I wrote the current version of OSS memcached. I don't know how elasticache is configured, but as I said memcached itself can definitely saturate the network from that instance. Either the version they run is too old or it's misconfigured. If I were to compare a "custom FPGA caching service" vs something memcached like, I would take the same 4xlarge instance and just run memcached on it.

On a large enough machine I've gotten it up past 55 million read ops/sec. It's quite good at read throughput.

I'm also familiar with the cache clusters at major companies.

Our assumption was that elasticache would be highly optimized by Amazon. Remember that these are virtual machines which means limitations such as packet per second throttling. What specific configuration options do you think are missing?

In the latest version of memcached have you added support for batching/pipelining multiple requests per packet? Because this was crucial for achieving high requests/sec in this example.

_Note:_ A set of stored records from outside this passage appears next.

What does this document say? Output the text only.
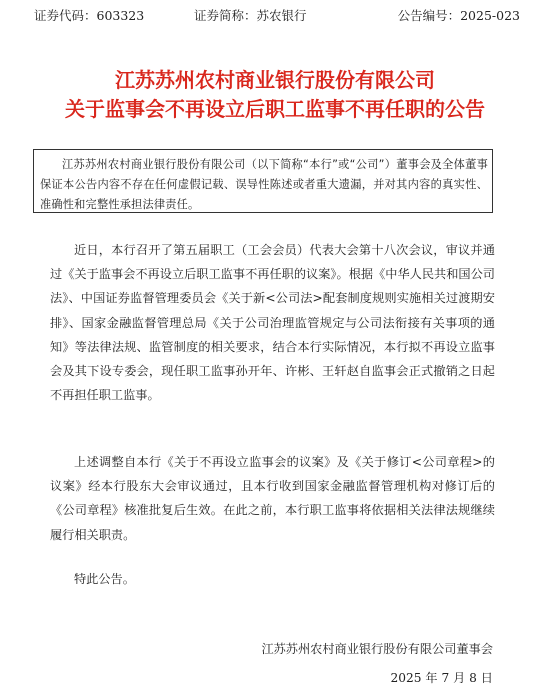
证券代码：603323	证券简称：苏农银行	公告编号：2025-023
江苏苏州农村商业银行股份有限公司
关于监事会不再设立后职工监事不再任职的公告
江苏苏州农村商业银行股份有限公司（以下简称“本行”或“公司”）董事会及全体董事保证本公告内容不存在任何虚假记载、误导性陈述或者重大遗漏，并对其内容的真实性、准确性和完整性承担法律责任。
近日，本行召开了第五届职工（工会会员）代表大会第十八次会议，审议并通过《关于监事会不再设立后职工监事不再任职的议案》。根据《中华人民共和国公司法》、中国证券监督管理委员会《关于新<公司法>配套制度规则实施相关过渡期安排》、国家金融监督管理总局《关于公司治理监管规定与公司法衔接有关事项的通知》等法律法规、监管制度的相关要求，结合本行实际情况，本行拟不再设立监事会及其下设专委会，现任职工监事孙开年、许彬、王轩赵自监事会正式撤销之日起不再担任职工监事。
上述调整自本行《关于不再设立监事会的议案》及《关于修订<公司章程>的议案》经本行股东大会审议通过，且本行收到国家金融监督管理机构对修订后的《公司章程》核准批复后生效。在此之前，本行职工监事将依据相关法律法规继续履行相关职责。
特此公告。
江苏苏州农村商业银行股份有限公司董事会
2025 年 7 月 8 日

Were the 55M requests/sec coming from another machine? Even with small 100B values you would need a minimum of a 44 Gbps network link. How many cores were required? In our benchmark we wanted a fair comparison between instances of similar price and RAM size.

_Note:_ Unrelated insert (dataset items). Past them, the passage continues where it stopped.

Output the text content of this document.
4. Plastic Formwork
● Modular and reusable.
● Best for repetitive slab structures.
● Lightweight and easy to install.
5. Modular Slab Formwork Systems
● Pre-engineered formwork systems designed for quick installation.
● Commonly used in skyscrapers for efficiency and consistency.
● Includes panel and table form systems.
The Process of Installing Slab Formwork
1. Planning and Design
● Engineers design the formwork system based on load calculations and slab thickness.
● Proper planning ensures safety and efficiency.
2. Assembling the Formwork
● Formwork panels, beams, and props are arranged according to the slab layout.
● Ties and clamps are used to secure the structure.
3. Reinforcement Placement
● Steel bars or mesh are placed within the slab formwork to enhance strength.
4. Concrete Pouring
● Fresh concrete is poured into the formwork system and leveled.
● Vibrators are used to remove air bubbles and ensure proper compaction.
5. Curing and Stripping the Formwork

They stopped updating it a few years ago; it's probably also not as well tuned as you think. I'd need to see the output of "stats settings" from a running instance to know for sure. I also have no idea if it's a hacked fork or not.

Odds are pretty good it's left at the default of 4 worker threads... so on a 16 vcpu instance that's not going to reach great heights. Since it's a 1.4.x version (years old), it's missing some newer features that both help in average latency and memory efficiency. Or rather, a lot of them are there but disabled by default.

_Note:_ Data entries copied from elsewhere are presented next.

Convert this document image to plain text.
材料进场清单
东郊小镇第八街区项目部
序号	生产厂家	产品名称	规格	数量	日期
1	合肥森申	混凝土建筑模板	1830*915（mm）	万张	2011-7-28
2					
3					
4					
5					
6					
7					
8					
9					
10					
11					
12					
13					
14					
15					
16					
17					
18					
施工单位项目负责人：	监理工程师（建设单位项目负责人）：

Memcached has allowed pipelining since it was created. For the ASCII protocol, packing multiple responses into single packets is done via a straight multiget. You can send multiple requests in a single packet for any protocol and any command.

My stress utility (https://github.com/memcached/mc-crusher) has options for pipelining requests, and using multigets ascii packed get responses. I test to the limit of lock scaling for each individual subsystem.

The 55M test required running mc-crusher via localhost, there's no network that can go that fast. My point is you're limited by the network throughput, not the CPU. In that particular 55M test, all cores were used, but ~7-8 of them were used by mc-crusher... so the real limit for the machine is even higher. It did have a lot of cores. 48ish?

You can still do apples/apples with instance sizes... but given everything I know about this thing, unless those cores are extremely slow, hitting 11m ops/sec shouldn't be an issue. Or at least, with minimal fiddling it should hit 6-8m, which doesn't give you a crazy 9x figure.

You do need to stop doing 1:1 get/set ratio though. Sets don't scale very well since I've generally never had complaints about the speed. I'd say a highly conservative test would be 5:1 get/set. Production workloads are typically even higher than that. (that said I do intend to speed them up more, it's just lowish priority.. the LRU locks are highly granular, so spreading sets across different slab classes can help mutation perf a lot).